Do mothballs or ammonia repel groundhogs?

They are unreliable and usually short-lived. Odors fade and animals often return, and some substances can be unsafe around kids, pets, and gardens. Physical exclusion tends to work better than smell-based methods.

Do ultrasonic repellent stakes work?

Most people do not get consistent long-term results. Groundhogs may adapt, and soil conditions can reduce effective range. If you try them, treat it as a supplemental tool, not the main solution.

Should I fill a groundhog hole to make it go away?

Don’t seal an active burrow with an animal inside. Confirm it’s inactive first or handle removal/exclusion, then backfill and compact properly. Sealing too early can create odor problems and can push the animal to create new exits.

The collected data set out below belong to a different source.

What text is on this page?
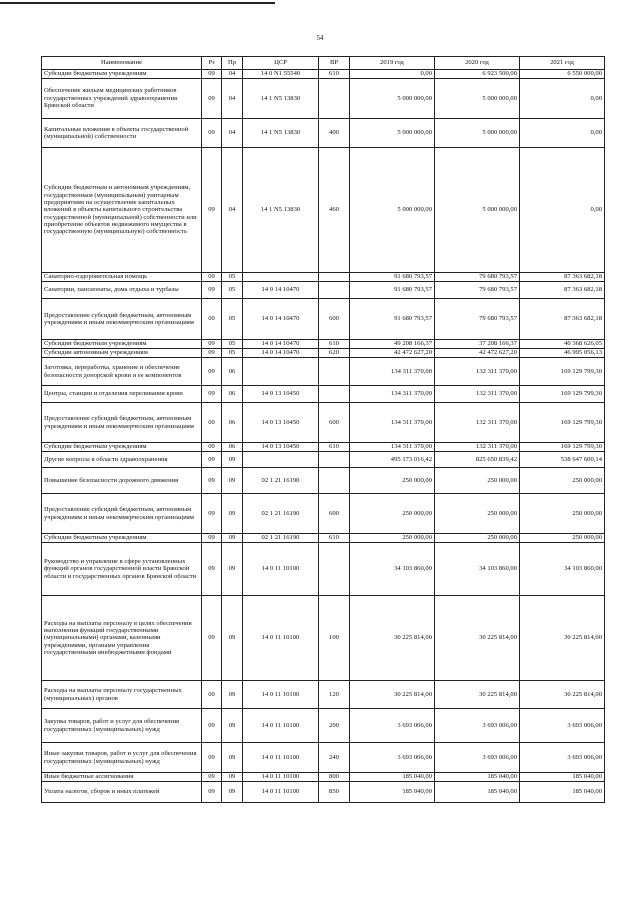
54
Наименование	Рз	Пр	ЦСР	ВР	2019 год	2020 год	2021 год
Субсидии бюджетным учреждениям	09	04	14 0 N1 55540	610	0,00	6 923 500,00	6 550 000,00
Обеспечение жильем медицинских работников государственных учреждений здравоохранения Брянской области	09	04	14 1 N5 13830		5 000 000,00	5 000 000,00	0,00
Капитальные вложения в объекты государственной (муниципальной) собственности	09	04	14 1 N5 13830	400	5 000 000,00	5 000 000,00	0,00
Субсидии бюджетным и автономным учреждениям, государственным (муниципальным) унитарным предприятиям на осуществление капитальных вложений в объекты капитального строительства государственной (муниципальной) собственности или приобретение объектов недвижимого имущества в государственную (муниципальную) собственность	09	04	14 1 N5 13830	460	5 000 000,00	5 000 000,00	0,00
Санаторно-оздоровительная помощь	09	05			91 680 793,57	79 680 793,57	87 363 682,18
Санатории, пансионаты, дома отдыха и турбазы	09	05	14 0 14 10470		91 680 793,57	79 680 793,57	87 363 682,18
Предоставление субсидий бюджетным, автономным учреждениям и иным некоммерческим организациям	09	05	14 0 14 10470	600	91 680 793,57	79 680 793,57	87 363 682,18
Субсидии бюджетным учреждениям	09	05	14 0 14 10470	610	49 208 166,37	37 208 166,37	40 368 626,05
Субсидии автономным учреждениям	09	05	14 0 14 10470	620	42 472 627,20	42 472 627,20	46 995 056,13
Заготовка, переработка, хранение и обеспечение безопасности донорской крови и ее компонентов	09	06			134 311 370,00	132 311 370,00	169 129 799,30
Центры, станции и отделения переливания крови	09	06	14 0 13 10450		134 311 370,00	132 311 370,00	169 129 799,30
Предоставление субсидий бюджетным, автономным учреждениям и иным некоммерческим организациям	09	06	14 0 13 10450	600	134 311 370,00	132 311 370,00	169 129 799,30
Субсидии бюджетным учреждениям	09	06	14 0 13 10450	610	134 311 370,00	132 311 370,00	169 129 799,30
Другие вопросы в области здравоохранения	09	09			495 173 016,42	825 650 839,42	538 647 600,14
Повышение безопасности дорожного движения	09	09	02 1 21 16190		250 000,00	250 000,00	250 000,00
Предоставление субсидий бюджетным, автономным учреждениям и иным некоммерческим организациям	09	09	02 1 21 16190	600	250 000,00	250 000,00	250 000,00
Субсидии бюджетным учреждениям	09	09	02 1 21 16190	610	250 000,00	250 000,00	250 000,00
Руководство и управление в сфере установленных функций органов государственной власти Брянской области и государственных органов Брянской области	09	09	14 0 11 10100		34 103 860,00	34 103 860,00	34 103 860,00
Расходы на выплаты персоналу в целях обеспечения выполнения функций государственными (муниципальными) органами, казенными учреждениями, органами управления государственными внебюджетными фондами	09	09	14 0 11 10100	100	30 225 814,00	30 225 814,00	30 225 814,00
Расходы на выплаты персоналу государственных (муниципальных) органов	09	09	14 0 11 10100	120	30 225 814,00	30 225 814,00	30 225 814,00
Закупка товаров, работ и услуг для обеспечения государственных (муниципальных) нужд	09	09	14 0 11 10100	200	3 693 006,00	3 693 006,00	3 693 006,00
Иные закупки товаров, работ и услуг для обеспечения государственных (муниципальных) нужд	09	09	14 0 11 10100	240	3 693 006,00	3 693 006,00	3 693 006,00
Иные бюджетные ассигнования	09	09	14 0 11 10100	800	185 040,00	185 040,00	185 040,00
Уплата налогов, сборов и иных платежей	09	09	14 0 11 10100	850	185 040,00	185 040,00	185 040,00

What is the best way to stop groundhogs from coming back?

Exclude access to protected spaces (under decks/sheds) using buried hardware cloth, fix the “dig-under” problem with a buried fence or outward “L” footer, and reduce food/cover. Long-term prevention is mostly about making the site inconvenient.

Related pages

Sources and assumptions

  • General wildlife control best practices: confirm activity, remove/exclude first, then seal and compact.
  • Deterrents are most reliable when paired with exclusion and habitat changes, especially after an animal is established.
  • This page is informational and not a substitute for local legal guidance on wildlife handling.